Each state or local agency sets its own requirements for humane law enforcement agents. Many regions offer training academies for animal law enforcement. Classes usually include animal law, animal handling, animal behavior, civil and criminal liability, arrest laws, investigation procedures, state laws, nutrition, and facility standards. Acquiring certification after training may be required in some states. The ASPCA states that prior experience as a police officer, park ranger, or peace officer helps set candidates apart from their competitors.
Although the BLS does not provide statistics for humane law enforcement agents, specifically, it does note that animal care and service workers earned a median annual salary of $33,450 in May 2015. The BLS also predicted that these workers, who are able to rescue animals from abusive homes and often are the face of animal rights in the public eye, could expect to see job opportunities increase by 11% from 2014 to 2024.

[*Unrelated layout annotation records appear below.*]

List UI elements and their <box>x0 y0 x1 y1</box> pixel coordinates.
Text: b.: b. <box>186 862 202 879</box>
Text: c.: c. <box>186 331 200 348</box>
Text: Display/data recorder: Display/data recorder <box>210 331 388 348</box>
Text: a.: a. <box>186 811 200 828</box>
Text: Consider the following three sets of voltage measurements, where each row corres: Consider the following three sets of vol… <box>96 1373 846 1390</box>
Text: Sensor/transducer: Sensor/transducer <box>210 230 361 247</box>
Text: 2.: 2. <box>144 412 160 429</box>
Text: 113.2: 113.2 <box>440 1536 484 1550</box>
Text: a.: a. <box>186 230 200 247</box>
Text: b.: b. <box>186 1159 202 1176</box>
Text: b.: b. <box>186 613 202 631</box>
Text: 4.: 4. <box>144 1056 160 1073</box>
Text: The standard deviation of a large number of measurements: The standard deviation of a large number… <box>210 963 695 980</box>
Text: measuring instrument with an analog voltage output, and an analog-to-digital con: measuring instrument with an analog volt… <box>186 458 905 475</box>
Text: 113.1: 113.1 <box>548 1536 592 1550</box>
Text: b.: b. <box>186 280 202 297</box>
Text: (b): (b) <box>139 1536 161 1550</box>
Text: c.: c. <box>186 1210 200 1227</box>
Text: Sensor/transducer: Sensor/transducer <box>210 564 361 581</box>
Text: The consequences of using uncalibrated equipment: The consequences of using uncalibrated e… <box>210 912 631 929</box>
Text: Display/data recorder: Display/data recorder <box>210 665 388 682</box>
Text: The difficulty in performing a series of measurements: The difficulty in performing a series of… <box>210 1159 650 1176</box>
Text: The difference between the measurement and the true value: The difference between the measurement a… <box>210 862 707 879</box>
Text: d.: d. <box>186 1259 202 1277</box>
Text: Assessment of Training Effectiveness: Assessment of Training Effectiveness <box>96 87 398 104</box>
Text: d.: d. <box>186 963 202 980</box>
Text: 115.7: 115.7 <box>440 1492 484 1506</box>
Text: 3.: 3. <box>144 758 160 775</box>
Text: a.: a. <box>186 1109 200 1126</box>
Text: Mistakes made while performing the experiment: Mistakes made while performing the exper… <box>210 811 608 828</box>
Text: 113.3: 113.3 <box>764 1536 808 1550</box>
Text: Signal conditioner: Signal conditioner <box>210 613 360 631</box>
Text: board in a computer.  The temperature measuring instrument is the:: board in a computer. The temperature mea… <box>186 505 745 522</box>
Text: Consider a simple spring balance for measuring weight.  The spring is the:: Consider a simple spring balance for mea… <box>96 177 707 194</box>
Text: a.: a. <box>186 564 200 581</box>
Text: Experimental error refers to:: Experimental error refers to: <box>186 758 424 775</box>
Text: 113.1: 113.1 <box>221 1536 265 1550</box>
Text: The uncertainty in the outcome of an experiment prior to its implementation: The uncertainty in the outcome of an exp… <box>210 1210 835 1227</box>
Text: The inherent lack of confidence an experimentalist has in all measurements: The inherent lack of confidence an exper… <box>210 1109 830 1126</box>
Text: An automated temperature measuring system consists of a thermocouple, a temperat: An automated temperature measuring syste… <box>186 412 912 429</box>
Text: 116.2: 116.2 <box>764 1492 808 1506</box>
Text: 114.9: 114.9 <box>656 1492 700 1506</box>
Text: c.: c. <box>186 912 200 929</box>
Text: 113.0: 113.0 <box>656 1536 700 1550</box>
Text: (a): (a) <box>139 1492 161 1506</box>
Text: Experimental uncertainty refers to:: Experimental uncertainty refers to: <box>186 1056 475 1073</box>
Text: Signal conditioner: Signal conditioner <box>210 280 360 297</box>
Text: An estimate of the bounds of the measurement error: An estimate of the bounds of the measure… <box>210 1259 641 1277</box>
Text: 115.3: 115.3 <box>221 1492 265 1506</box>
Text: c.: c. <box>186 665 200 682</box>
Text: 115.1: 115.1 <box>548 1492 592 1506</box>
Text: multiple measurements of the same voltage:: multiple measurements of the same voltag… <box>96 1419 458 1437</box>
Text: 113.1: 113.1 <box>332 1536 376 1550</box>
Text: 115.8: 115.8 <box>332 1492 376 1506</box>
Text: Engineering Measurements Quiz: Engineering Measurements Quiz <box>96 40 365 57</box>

Animal welfare lobbyists are employed or retained by animal welfare advocacy groups. They present animal welfare issues to government officials to get animal advocacy legislation passed on state and federal levels. Animal welfare lobbyists complete research to help back up their proposals for animal welfare laws. This includes being knowledgeable about current issues pertaining to animal well-being.
In addition to reading various publications, lobbyists also communicate with professionals in relative industries. Animal welfare lobbyists attend events and meetings that concern animal interests to stay updated on new issues. Armed with all the latest research, lobbyists persuade legislators to pass laws that improve animal safety. In some cases, lobbyists prepare reports or presentations of their research findings and present them to legislators. Lobbyists may also help politicians outline legislation that supports animal welfare.

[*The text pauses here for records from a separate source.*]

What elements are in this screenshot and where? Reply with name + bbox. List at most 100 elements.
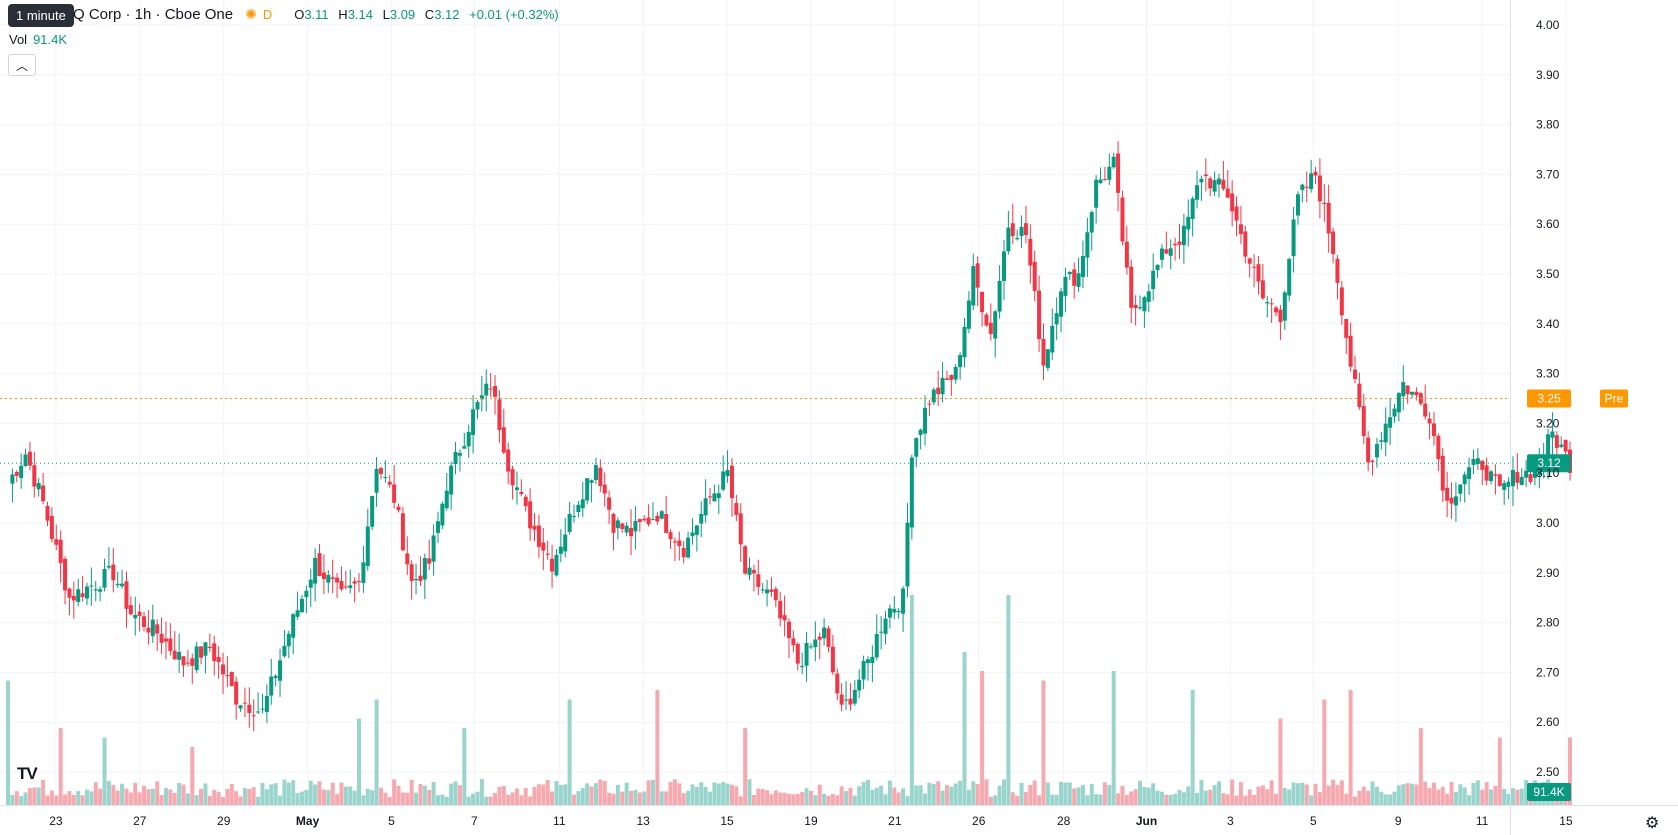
volume-bar xyxy=(677,783,682,805)
volume-bar xyxy=(1423,781,1428,805)
volume-bar xyxy=(1524,780,1529,805)
candle-body xyxy=(1072,269,1077,286)
tradingview-logo[interactable]: TV xyxy=(17,764,38,783)
candle-body xyxy=(804,643,809,666)
volume-bar xyxy=(392,779,397,805)
volume-bar xyxy=(712,782,717,805)
candle-body xyxy=(1019,226,1024,236)
volume-bar xyxy=(984,779,989,805)
candle-body xyxy=(835,673,840,694)
volume-bar xyxy=(1427,787,1432,805)
candle-body xyxy=(576,504,581,512)
price-tick-label: 3.60 xyxy=(1536,217,1560,231)
volume-bar xyxy=(598,779,603,805)
candle-body xyxy=(63,558,68,591)
candle-body xyxy=(1353,369,1358,380)
candle-body xyxy=(966,300,971,329)
candle-body xyxy=(593,465,598,481)
candle-body xyxy=(953,367,958,380)
volume-bar xyxy=(1243,795,1248,805)
candle-body xyxy=(690,532,695,536)
candle-body xyxy=(1510,469,1515,487)
volume-bar xyxy=(36,787,41,805)
candle-body xyxy=(677,540,682,546)
candle-body xyxy=(343,586,348,588)
volume-bar xyxy=(238,796,243,805)
volume-bar xyxy=(155,781,160,805)
candle-body xyxy=(949,375,954,380)
candle-body xyxy=(286,633,291,647)
candle-body xyxy=(111,564,116,581)
candle-body xyxy=(1146,291,1151,302)
candle-body xyxy=(523,496,528,507)
volume-bar xyxy=(650,779,655,805)
volume-bar xyxy=(493,792,498,805)
close-key: C xyxy=(424,7,435,22)
pre-label-box xyxy=(1600,389,1628,408)
volume-bar xyxy=(514,788,519,805)
volume-bar xyxy=(1366,790,1371,805)
gear-icon[interactable]: ⚙ xyxy=(1645,815,1660,832)
candle-body xyxy=(76,589,81,602)
volume-bar xyxy=(1015,795,1020,805)
volume-bar xyxy=(835,795,840,805)
candle-body xyxy=(1392,408,1397,417)
volume-bar xyxy=(848,787,853,805)
candle-body xyxy=(23,454,28,466)
volume-bar xyxy=(1072,788,1077,805)
candle-body xyxy=(304,590,309,598)
candle-body xyxy=(19,465,24,478)
candle-body xyxy=(242,702,247,704)
collapse-legend-button[interactable]: ︿ xyxy=(8,54,36,76)
volume-bar xyxy=(861,781,866,805)
candle-body xyxy=(1006,227,1011,252)
volume-bar xyxy=(844,791,849,805)
sun-icon[interactable]: ✺ xyxy=(245,6,257,22)
volume-bar xyxy=(997,785,1002,805)
volume-bar xyxy=(1098,794,1103,805)
candle-body xyxy=(791,638,796,646)
candle-body xyxy=(729,465,734,499)
candle-body xyxy=(330,577,335,579)
symbol-title[interactable]: Q Corp · 1h · Cboe One xyxy=(73,6,234,23)
volume-bar xyxy=(247,789,252,805)
candle-body xyxy=(830,646,835,673)
volume-bar xyxy=(1344,793,1349,805)
volume-bar xyxy=(58,728,63,805)
volume-bar xyxy=(1063,782,1068,805)
candle-body xyxy=(944,378,949,380)
volume-bar xyxy=(936,781,941,805)
candle-body xyxy=(142,616,147,627)
volume-bar xyxy=(1339,780,1344,805)
candle-body xyxy=(664,514,669,533)
candle-body xyxy=(462,446,467,449)
volume-bar xyxy=(1247,789,1252,805)
volume-bar xyxy=(1379,791,1384,805)
volume-bar xyxy=(242,788,247,805)
candle-body xyxy=(400,513,405,551)
volume-bar xyxy=(89,791,94,805)
candle-body xyxy=(703,498,708,516)
volume-bar xyxy=(435,795,440,805)
volume-bar xyxy=(1489,789,1494,805)
time-tick-label: 9 xyxy=(1395,814,1402,828)
candle-body xyxy=(1291,219,1296,257)
volume-bar xyxy=(1133,789,1138,805)
volume-bar xyxy=(664,791,669,805)
candle-body xyxy=(387,481,392,485)
volume-bar xyxy=(1322,699,1327,805)
volume-bar xyxy=(133,782,138,805)
candle-body xyxy=(624,525,629,533)
candle-body xyxy=(668,532,673,540)
volume-bar xyxy=(1440,786,1445,805)
volume-bar xyxy=(378,787,383,805)
candle-body xyxy=(870,656,875,664)
price-tick-label: 3.90 xyxy=(1536,68,1560,82)
volume-bar xyxy=(256,796,261,805)
candle-body xyxy=(361,562,366,584)
volume-bar xyxy=(1309,795,1314,805)
volume-bar xyxy=(659,791,664,805)
candle-body xyxy=(909,457,914,528)
volume-bar xyxy=(150,788,155,805)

A degree in political science, journalism, law, or related field is beneficial for animal welfare lobbyists. Students can also earn certificates in animal welfare and advocacy where they learn to develop and implement policies, resolve controversy concerning humane animal practices, and encourage research to improve animal welfare. Lobbyists are constantly communicating and networking with politicians and interest group professionals, which makes good communication and people skills essential for them. Lobbyists are also well-versed on animal rights laws and concerns, and constantly stay informed of new issues. Lobbyists are required to register with the state and federal government, according to the Princeton Review. According to the BLS, public relations specialists, including lobbyists, made a median annual salary of $56,770 in May 2015. The employment of individuals working as public relations managers and specialists is expected to grow by as much as 6% from 2014 to 2024.
Professionals in the field of animal welfare play crucial roles in preventing the mistreatment of animals, ensuring offenders are held accountable, and when necessary they promote public awareness and changes to the law that will protect animals from abuse or mistreatment.
Public relations specialists in the field of animal welfare may work on advocating publicly for changes to the laws regarding the treatment of animals, while animal rights lawyers may advocate for the rights of animals in courts. Humane law enforcement agents investigate allegations of animal cruelty.